Best Choice? Make Your Own Soup
Of course, the best way to avoid the dangers of eating canned soup is to make your own. Both fresh-cooked meat broth and bone broth are wonderful for balancing the gut and supporting your body to help you fight illness, particularly if you are cooking with grass fed or organic meats and organic produce. If you are connected to a CSA, you have a great excuse to use all those vegetables in a soup. Cooking soup is also easier if you have a crockpot – I say this as someone who hates to cook! Simple chop up your ingredients, season, add water and press the “soup” button or set the timer as directed.
Need more help? I don’t blame you! Soup intimidated me until I tried it and it turned out just fine. Here are some expert “real food” bloggers to help you get started with making soup at home and inspire you with soup ideas you thought you could only order in a restaurant.
- Nourished Kitchen’s Soups and Stews: You can find some great healthy recipes at Jennifer McGruther’s site. Recipes that include bone broth are Gluten-free Chicken & Dumplings, Cream of Chicken Soup and Mushroom Stew.
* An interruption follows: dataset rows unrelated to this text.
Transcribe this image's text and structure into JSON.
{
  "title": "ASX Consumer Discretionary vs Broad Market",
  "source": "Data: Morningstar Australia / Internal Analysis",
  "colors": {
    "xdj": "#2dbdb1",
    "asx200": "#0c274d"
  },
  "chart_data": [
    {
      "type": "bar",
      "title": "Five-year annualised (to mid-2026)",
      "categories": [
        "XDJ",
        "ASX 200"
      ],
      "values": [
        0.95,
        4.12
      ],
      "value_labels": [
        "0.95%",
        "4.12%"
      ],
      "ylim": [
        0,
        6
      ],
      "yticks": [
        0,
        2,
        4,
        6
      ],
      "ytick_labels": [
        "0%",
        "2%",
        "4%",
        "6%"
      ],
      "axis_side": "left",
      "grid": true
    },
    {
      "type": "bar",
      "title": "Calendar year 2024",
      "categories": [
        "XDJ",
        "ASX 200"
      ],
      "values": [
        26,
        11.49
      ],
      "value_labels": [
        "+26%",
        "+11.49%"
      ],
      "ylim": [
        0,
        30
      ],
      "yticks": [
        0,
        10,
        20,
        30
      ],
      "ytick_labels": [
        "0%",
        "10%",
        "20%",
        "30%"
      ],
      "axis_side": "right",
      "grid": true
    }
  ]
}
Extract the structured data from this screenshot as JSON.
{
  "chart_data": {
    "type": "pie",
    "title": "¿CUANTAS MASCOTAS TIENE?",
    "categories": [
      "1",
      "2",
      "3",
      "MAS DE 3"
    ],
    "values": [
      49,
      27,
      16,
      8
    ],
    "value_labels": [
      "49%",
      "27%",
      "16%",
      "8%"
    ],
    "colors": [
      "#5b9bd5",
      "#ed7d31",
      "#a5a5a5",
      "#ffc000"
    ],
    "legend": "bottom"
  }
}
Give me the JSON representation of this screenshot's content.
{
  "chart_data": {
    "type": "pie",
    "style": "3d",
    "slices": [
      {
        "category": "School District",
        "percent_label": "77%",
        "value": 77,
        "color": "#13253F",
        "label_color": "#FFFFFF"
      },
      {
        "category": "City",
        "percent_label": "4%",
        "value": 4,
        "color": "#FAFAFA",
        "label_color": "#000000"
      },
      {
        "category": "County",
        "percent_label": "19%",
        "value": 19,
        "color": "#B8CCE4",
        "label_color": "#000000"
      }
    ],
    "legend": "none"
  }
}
Learn the in’s and out’s of cooking up bone broth, including why it’s good for you.
- Coconut Mama’s Soups: These recipes include Spicy Sprouted Lentil Soup, Thai Coconut Chicken Soup and Meat Loaf & Homemade Condensed Cream of Mushroom Soup. The Coconut Mama also has a great lesson on how to turn your veggie scraps into vegetable broth, saving you money and reducing waste.
- Food Renegade’s Soup Recipes: Kristen shares mouth-watering recipes like Egg Drop Soup, Roasted Red Pepper & Shrimp Bisque and Pizza Chili. Learn why Food Renegade does approve of Pacific’s Organic Cream of Mushroom Soup, but gives a thumbs down to Campbell’s Healthy Request Cream of Mushroom Soup.
- Hollywood Homestead: Learn why bone broth is a substitute for Botox and how to make a gelatin-rich broth. Check out her Winter Soups Ebook, with 52 recipes, including gluten and dairy free soups, and soups that are great for the GAPS diet.
- Food Babe has a recipes for Healthy Thai Spiced Pumpkin Soup and protein rich Carrot Ginger with Lentil Soup. Check out the discussion she had with Campbell’s Soup over what’s in their products and feel free to join the conversation by contacting Campbell’s directly.
What is your favorite soup to make to keep your family warm and healthy in winter?